When Vice President Joe Biden embraced President Barack Obama at a White House signing ceremony for landmark health reforms in March 2010 and whispered, “This is a big fucking deal,” the comment was meant to be private.
The microphone at the podium, however, was hot. The remark went quickly viral, making it one of the most popular political gaffes of the last couple of years.
Plenty of other political figures have fucked up since then. And in case we ever forget, YouTube is there to remind us. But do these gaffes really change the outcome of political elections? Do they ruin political careers? Or do voters forget about them after they’ve run their course on FoxNews and CNN?
Elon University political science professor Matthew Weidenfeld said the media assume, in the moment, that political gaffes can make or break a campaign. But then the attention given to them fades after a while. “Political scientists who have done quick-opinion polling on [gaffes] have found generally fewer people know about these things than we would think,” he said.

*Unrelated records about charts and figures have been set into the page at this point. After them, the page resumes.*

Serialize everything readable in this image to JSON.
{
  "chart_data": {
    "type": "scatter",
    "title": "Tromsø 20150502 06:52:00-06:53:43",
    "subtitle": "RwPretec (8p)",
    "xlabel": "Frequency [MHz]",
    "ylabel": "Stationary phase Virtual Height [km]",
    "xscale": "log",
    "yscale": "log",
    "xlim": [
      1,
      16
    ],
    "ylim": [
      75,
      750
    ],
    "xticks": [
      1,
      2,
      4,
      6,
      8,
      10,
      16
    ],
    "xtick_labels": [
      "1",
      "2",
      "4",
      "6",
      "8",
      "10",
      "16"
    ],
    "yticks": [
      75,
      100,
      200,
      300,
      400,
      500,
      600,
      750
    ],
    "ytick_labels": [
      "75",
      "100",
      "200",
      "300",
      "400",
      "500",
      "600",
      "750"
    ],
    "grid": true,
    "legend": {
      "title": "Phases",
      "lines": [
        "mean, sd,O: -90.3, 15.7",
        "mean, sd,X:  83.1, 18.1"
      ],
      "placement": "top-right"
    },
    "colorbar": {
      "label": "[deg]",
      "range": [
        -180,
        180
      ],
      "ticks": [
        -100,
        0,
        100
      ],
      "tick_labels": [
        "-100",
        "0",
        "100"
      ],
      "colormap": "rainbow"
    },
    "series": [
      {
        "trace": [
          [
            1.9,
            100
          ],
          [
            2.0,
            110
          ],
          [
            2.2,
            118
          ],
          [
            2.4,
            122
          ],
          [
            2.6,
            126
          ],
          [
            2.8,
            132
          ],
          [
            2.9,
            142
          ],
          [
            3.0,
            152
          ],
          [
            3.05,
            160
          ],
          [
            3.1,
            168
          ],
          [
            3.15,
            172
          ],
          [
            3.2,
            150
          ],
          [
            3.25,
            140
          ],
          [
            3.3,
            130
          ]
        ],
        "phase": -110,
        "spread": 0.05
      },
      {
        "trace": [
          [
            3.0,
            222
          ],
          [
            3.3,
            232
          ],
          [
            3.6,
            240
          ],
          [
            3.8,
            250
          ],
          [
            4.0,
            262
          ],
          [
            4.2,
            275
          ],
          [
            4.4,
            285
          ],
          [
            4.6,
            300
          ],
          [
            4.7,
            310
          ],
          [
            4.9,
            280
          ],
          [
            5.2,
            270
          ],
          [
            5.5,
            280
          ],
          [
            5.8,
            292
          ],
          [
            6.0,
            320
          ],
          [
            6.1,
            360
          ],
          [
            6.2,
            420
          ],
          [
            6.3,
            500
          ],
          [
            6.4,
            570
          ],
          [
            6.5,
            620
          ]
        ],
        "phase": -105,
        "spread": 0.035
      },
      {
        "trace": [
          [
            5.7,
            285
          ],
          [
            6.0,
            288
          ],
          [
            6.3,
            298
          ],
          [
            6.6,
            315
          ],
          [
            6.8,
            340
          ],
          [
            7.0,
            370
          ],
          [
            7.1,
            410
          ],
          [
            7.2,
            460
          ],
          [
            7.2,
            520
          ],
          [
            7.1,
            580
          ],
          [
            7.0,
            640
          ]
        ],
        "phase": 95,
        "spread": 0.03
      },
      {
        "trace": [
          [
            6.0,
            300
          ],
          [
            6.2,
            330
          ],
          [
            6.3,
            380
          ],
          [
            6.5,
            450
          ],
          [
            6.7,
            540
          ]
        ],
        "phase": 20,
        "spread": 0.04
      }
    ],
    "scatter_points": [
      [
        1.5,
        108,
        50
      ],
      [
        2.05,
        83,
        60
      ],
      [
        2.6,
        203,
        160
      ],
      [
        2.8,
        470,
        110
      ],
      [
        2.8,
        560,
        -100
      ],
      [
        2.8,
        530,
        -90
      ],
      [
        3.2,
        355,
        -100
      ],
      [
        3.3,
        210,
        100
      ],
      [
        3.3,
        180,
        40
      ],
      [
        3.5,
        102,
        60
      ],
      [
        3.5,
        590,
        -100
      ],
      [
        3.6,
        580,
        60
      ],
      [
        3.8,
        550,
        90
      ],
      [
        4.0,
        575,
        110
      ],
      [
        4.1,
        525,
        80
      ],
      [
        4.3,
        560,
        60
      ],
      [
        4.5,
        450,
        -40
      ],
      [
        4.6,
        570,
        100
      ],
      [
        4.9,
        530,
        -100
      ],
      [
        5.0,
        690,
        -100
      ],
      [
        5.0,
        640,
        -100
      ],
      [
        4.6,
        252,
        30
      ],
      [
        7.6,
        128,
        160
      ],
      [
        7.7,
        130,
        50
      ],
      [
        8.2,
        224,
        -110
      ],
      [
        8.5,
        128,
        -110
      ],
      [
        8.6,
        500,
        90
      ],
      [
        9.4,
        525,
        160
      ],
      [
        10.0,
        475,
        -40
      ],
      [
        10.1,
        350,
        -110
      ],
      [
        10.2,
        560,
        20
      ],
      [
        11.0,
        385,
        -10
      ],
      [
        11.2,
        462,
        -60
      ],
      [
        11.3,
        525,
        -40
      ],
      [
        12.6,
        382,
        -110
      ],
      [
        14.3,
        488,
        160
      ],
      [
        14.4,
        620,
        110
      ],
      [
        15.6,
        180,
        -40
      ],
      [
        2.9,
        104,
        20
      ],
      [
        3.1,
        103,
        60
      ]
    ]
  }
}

(Watch this video we made downtown outside the Democratic National Convention: Do you know which politicians made these completely incorrect, sometimes idiotic statements?)
The people who already know about political gaffes are probably the high-information voters, Weidenfeld added. And since these voters are usually partisans, the impact of the gaffes isn’t all that great. “I don’t know if it resonates or makes that big of a deal with the electorate,” he said. “If it gets out widely enough, it’s going to have an impact.”
Democratic National Convention-goers in Charlotte this month agree that gaffes can be harmful or harmless depending on how frequently they occur.
Jonathan D. Gramling, publisher and editor of The Capital City Hues biweekly news magazine in Madison, Wis., thinks that by themselves, political gaffes don’t matter. But if a politician consistently makes mix-ups, it could be a red flag.
“People forget about them after a day or two days because the news cycles are so quick,” he said. “But if it’s a recurring pattern, it starts to create general impressions of a person, and then they do have an impact, and they should.”
Like Gramling, Georgette Wilson, from Alexandria, Va., thinks gaffes matter if they are consistent across the board. “If they are consistently making a mistake over and over again, then I think maybe you need to give it some thought,” she said.
Remember when President George W. Bush was unable to name major world leaders when put on the spot to do so? That was a gaffe that definitely made the headlines.
“But did that affect his ability to govern and put together a cabinet?” Weidenfeld asked. “No.”
Mary Hardvall from Polk County in North Carolina argued that gaffes should get attention if they mean something. “There are mistakes that people make,” she said. “But the bottom line is when something is in somebody’s heart and their soul and their whole being, they’re game-changers.”
Big fucking deal or not, these political gaffes have grown to be a popular source of entertainment. And, if history has taught us anything, it's that no politician is safe.